Trimler’s right eyebrow shot up. He had assumed command of Delta after the Persian Gulf War and had found it highly motivated and with high morale after the clandestine missions they had carried out against the Iraqis. He was satisfied that he had not inherited a barrel of problems bequeathed to him by the former commander. In fact, his impression had been just the opposite. But he knew from personal experience that he had best listen to what Kamigami had to say. “Lay it out, Sergeant Major. I can’t take a basket case into combat.”

“They’re not a basket case,” Kamigami said. “Morale is sky-high and they are well-trained.” Kamigami gave an inward sigh. This was going to be a long speech for him and he hoped the colonel would understand his point. “What I see are three hundred shooters who live up to the image of Delta. They all wear nice watches, a Rolex or Seiko, are absolutely fanatical about staying in shape, every one of them is field-oriented, and I doubt if one has his hair or mustache within Army standards. You don’t see a single tattoo and most of them have a Skoal ring on the hip pocket of their jeans.” Kamigami nodded toward a sergeant wearing blue jeans and Trimler could see the white circular outline of a snuff can etched on his right hip pocket.

“I hadn’t noticed the watches or the tobacco chewing,” Trimler said.

Again, Kamigami said nothing for a few moments. “I’m not surprised, sir. What you saw was what you expected.”

“I don’t see any of this as being a problem, Sergeant Major.”

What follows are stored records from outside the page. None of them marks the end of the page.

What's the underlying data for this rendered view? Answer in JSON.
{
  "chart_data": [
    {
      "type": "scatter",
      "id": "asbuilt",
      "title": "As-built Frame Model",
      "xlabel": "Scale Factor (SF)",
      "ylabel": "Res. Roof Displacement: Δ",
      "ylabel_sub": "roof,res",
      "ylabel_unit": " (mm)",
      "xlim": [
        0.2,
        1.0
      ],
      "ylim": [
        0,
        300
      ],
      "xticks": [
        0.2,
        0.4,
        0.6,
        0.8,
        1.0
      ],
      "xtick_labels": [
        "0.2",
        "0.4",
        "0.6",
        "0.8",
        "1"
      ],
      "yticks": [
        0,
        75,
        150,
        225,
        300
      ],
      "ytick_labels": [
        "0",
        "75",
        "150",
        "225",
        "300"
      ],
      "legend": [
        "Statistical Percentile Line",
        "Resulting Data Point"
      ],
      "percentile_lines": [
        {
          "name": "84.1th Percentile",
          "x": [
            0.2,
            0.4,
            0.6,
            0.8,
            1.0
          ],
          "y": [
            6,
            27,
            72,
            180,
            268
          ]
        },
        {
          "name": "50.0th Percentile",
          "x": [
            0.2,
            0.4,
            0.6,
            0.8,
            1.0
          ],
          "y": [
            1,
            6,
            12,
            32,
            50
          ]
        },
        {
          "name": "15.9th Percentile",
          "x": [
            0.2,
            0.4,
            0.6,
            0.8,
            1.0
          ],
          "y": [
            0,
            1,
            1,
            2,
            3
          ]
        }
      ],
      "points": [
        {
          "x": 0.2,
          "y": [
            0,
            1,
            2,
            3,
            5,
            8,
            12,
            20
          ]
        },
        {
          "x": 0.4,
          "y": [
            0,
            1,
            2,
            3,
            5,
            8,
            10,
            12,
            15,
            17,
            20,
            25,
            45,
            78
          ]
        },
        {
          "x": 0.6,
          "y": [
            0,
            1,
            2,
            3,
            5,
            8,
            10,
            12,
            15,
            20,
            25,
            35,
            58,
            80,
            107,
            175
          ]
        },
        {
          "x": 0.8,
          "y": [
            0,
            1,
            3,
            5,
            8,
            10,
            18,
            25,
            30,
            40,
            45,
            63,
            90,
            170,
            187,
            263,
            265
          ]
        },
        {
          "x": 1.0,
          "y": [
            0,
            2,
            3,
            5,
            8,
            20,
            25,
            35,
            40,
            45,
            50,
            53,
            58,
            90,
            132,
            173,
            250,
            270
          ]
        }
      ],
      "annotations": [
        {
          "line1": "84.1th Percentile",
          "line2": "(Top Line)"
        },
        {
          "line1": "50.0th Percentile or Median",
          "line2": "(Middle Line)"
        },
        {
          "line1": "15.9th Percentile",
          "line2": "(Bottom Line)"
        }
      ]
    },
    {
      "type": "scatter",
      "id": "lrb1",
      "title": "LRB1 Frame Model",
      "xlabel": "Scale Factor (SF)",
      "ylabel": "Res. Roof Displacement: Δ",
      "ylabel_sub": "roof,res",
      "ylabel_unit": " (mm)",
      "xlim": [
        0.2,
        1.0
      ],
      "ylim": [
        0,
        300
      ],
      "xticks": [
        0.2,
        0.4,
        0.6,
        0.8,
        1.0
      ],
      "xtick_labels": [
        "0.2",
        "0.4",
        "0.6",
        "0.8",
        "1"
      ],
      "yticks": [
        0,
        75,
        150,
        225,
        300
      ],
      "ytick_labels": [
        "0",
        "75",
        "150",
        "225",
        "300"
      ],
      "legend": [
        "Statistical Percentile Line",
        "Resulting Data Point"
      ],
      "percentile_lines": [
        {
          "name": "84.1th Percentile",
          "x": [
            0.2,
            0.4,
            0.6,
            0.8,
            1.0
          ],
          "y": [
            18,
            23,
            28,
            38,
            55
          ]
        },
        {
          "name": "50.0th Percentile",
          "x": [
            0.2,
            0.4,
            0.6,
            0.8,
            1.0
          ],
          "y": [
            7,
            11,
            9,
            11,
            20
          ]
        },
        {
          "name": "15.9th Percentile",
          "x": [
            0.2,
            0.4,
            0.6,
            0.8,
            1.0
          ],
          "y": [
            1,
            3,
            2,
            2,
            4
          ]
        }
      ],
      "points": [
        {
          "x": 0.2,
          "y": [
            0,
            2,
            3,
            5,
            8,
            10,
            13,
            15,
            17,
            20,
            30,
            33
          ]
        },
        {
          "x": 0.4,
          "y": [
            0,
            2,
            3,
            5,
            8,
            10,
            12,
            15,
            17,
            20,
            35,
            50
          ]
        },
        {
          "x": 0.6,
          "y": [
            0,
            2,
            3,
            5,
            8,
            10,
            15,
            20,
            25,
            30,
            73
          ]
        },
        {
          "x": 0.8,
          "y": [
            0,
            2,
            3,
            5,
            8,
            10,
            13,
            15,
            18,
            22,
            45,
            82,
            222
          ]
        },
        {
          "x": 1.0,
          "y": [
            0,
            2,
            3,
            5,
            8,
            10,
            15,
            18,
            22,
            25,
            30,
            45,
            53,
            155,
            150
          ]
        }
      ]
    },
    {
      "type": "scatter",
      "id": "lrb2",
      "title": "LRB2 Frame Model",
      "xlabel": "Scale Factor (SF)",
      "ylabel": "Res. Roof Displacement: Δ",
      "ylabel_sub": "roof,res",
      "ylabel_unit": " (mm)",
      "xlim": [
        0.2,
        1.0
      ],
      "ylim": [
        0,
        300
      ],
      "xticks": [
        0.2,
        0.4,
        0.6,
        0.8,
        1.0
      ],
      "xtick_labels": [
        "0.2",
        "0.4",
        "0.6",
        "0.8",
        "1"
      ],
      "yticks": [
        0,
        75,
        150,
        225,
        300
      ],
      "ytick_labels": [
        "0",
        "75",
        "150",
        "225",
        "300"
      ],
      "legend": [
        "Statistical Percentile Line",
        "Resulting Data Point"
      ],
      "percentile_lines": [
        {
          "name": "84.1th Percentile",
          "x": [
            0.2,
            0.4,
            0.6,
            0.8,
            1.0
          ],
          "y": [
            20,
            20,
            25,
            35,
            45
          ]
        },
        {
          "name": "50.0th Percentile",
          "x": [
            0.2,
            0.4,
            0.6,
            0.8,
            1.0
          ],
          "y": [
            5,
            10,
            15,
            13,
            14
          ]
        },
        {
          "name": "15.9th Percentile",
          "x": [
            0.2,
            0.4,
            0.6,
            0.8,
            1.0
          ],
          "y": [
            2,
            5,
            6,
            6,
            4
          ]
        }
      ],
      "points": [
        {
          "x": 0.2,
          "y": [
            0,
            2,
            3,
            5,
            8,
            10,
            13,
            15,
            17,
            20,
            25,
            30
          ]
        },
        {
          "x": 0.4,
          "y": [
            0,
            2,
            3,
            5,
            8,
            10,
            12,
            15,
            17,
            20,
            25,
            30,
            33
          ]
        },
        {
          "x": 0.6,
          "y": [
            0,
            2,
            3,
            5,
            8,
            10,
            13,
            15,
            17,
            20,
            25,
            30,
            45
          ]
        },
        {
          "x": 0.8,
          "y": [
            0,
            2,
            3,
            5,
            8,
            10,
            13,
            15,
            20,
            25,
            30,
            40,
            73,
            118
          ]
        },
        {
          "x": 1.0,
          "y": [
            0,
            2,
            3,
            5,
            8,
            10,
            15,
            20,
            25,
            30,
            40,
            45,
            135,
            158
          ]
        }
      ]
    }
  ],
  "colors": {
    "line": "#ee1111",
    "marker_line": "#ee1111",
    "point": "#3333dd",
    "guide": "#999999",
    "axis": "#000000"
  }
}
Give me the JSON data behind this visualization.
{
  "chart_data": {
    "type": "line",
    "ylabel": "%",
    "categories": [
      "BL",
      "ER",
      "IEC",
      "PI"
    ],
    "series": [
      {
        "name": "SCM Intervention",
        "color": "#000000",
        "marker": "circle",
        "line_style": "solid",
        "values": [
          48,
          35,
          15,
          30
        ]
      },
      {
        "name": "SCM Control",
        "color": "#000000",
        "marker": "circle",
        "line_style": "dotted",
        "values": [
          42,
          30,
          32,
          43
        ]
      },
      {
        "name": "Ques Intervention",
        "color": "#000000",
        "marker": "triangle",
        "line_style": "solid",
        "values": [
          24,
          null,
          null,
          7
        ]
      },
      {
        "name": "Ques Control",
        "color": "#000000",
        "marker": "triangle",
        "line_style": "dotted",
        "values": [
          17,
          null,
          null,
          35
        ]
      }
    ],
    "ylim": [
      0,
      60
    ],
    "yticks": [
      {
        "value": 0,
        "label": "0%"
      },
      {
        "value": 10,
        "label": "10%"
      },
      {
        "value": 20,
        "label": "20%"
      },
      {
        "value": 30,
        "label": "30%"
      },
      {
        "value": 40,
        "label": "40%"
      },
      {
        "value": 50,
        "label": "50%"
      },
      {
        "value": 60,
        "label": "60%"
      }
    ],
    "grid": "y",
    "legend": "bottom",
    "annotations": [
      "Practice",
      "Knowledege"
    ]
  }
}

“It’s how the watches and Skoal rings got there that’s the problem. Sir, I’ve talked to the old heads about what they did in the Persian Gulf. It was too easy.”

Trimler said, “You’ve lost me.”

“Sir, the Iraqis were too easy. Delta went in, did its job, helped dispatch a bunch of Iraqis to paradise, mostly by laying a laser designator on a target, and only lost three men. Those three were killed when the helicopter extracting them ran into a sand dune. The Skoal rings and watches tell me they are full of self-confidence. That’s good. But it’s a self-confidence gained by taking on a bunch of clowns. Chiang has a small army of highly motivated and trained soldiers. They are not Iraqis.”

“And that’s a problem?”

“Yes, sir, it is. Especially if we have to go into Chiang’s backyard. Every one of these eccentrics has got to believe that he’s taking on a new and much better opponent.”

Trimler was beginning to understand Kamigami’s concern. It was a very finely drawn point that many of his fellow officers would consider a fit subject for a chat with a psychiatrist, not worthy of long discussion between a commander and his CSM. But that was what gave a unit like Delta a razor-sharp cutting edge—the very edge that could make all the difference when they were up against a fanatical enemy. “So what do we concentrate on?” the colonel asked.

“Killing,” Kamigami answered.

“Any idea which of our men aren’t up to it?”

“As of now, I don’t know. But I know how to find out.” Trimler didn’t answer and only looked at his GSM. “We assume everybody needs to be refocused,” Kamigami said. “And we start with you and me.” He pushed the door to the Shooting House open and called for the NCO in charge.

 

The sergeant in charge of the Delta’s Shooting House was detailing the exercise Kamigami had laid on. “This is a routine part of our training,” the NCO said, more concerned with impressing the CSM than Trimler. He sketched a diagram of the exercise room, explaining the setup. “The three dummies standing around the room holding weapons are terrorists. The dummy tied to the chair is the hostage. A four-man team will clear the room, killing the terrorists and releasing the hostage. A cut-and-dried operation.”

“Then anyone in Delta can do it?” Kamigami asked.